10 de ago. de 2009



O Nobre colega é
dama de espadas


Por Ethel de Paula


Com a palavra, Jaime Dutra, 41, advogado, vice-presidente do Grupo de Resistência Asa Branca (GRAB), entidade civil de utilidade pública voltada à defesa dos direitos civis da comunidade homossexual em Fortaleza. Na vida pública, assim como na esfera profissional, ele é ela: Janaina, único travesti a exercer a advocacia no Brasil.


Hoje, coordena dois projetos: Direito e Cidadania, com financiamento do Ministério da Justiça através da Secretaria Nacional dos Direitos Humanos ; e Travesti – Prevenção e Organização Social, pago com verba do Ministério da Saúde. Na contramão dos estereótipos, prefere ler a frequentar boates ou guetos; é bem aceito pelos pais, que moram em Canindé; seus ídolos não são exatamente artistas, mas figuras que lutam por causas sociais. Com orgulho, bate no peito outrora cabeludo e diz: “Sou uma bela dama de espadas”.


Como foi a sua infância?


Nasci em Canindé e tive uma infância muito pura, de andar a cavalo, empinar papagaio, de banho de açude, tomar leite de cabra no peito, brincar de boneca (ri) . Então despertei mais para a sexualidade na adolescência. Minha mãe era professora, ensinava em um colégio de padre e freira. Meu pai era funcionário do Dnocs. Morávamos na rua principal da cidade. Nesse ponto tive sorte, minha mãe sendo uma educadora me estimulou muito a adquirir conhecimento. Fiz universidade particular, Direito, na Unifor. Entrei em 81.2 e saí em 86.1. Mas sempre fui muito afeminado desde pequeno. A história de virar travesti é que já foi depois da faculdade, quando eu já tinha um escritório no Centro, o que foi até mais complicado, porque depois de você já ter um personagem masculino construído, apesar de uma aparência feminina ou homossexual, desconstruir tudo isso era passar às pessoas uma androginia maior. Ainda mais numa profissão que mexe muito com a falsa moral, a hipocrisia social, que é ligada às normas, aos costumes. O Direito é muito careta, as excelências são muito caretas. E numa terra de cultura machista como a nossa é muito mais fácil você confiar em um advogado que fale grosso, coce o saco, tenha bigode... É como se por conta da minha orientação, sendo irreverente, tendo, digamos, essa aparência afrontosa, eu pudesse prejudicar meus clientes. Mas isso é que me estimulou ainda mais a mergulhar fundo nos livros. Para não ser só aquele viadinho de peito, de cabelo grande.

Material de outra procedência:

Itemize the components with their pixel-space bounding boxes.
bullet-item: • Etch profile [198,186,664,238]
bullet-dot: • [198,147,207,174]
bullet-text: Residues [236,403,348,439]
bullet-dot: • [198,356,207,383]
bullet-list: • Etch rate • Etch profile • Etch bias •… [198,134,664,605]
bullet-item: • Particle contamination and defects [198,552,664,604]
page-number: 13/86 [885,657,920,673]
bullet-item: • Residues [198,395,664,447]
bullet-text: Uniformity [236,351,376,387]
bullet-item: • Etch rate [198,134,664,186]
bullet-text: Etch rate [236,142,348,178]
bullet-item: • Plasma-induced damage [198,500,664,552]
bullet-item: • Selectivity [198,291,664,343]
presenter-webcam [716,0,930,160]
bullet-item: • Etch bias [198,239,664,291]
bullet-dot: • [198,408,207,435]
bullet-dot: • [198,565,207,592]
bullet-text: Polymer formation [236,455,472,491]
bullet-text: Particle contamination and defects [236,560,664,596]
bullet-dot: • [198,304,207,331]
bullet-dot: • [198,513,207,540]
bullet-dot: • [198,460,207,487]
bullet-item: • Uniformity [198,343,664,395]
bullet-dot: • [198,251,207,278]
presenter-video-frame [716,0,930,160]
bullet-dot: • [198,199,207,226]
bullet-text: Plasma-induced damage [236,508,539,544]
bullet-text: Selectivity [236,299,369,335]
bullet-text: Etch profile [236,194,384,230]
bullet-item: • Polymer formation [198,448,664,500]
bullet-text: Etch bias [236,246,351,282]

Quais os casos mais comuns que levam até você como advogada?


Extorsão policial, briga entre elas, com clientes. Deixo sempre no ar esse senso comum que diz que travesti é uma classe violenta: essas ações são na verdade reações a toda uma negação social que começa na família. Mas os casos são variados. O que tem é muita discriminação e violência: o homossexual é impedido de entrar num hotel, é agredido fisicamente, verbalmente. Tem muito caso de agressão contra travesti. Falta de consciência, de convivência verbal. Fortaleza é tida como a cidade onde mais são cometidos assassinatos contra homossexuais. No jornal, recentemente, teve um caso de um arcebispo de Fortaleza que deu uma declaração ligando a homossexualidade à cleptomania, aberração da natureza, coisas assim. Acionamos então o Ministério Público para que tomasse as providências. Entramos com um pedido de retratação e ele voltou atrás, disse que não era bem aquilo que queria dizer, se retratou junto ao Ministério Público. Quer dizer, ainda há muito trabalho pela frente. Até quando se vai falar publicamente fala-se errado. Por exemplo, não se usa esse termo homossexualismo e sim homossexualidade. O sufixo ismo vem do latim e significa discussão, doença e patologia. Ao usar esse termo continua-se reforçando a discriminação.




Qual a sua utopia?

Ter uma sociedade mais tolerante.

* Dois anos depois desta entrevista à SINGULAR, Janaína faleceu, em fevereiro de 2004, aos 43 anos de idade.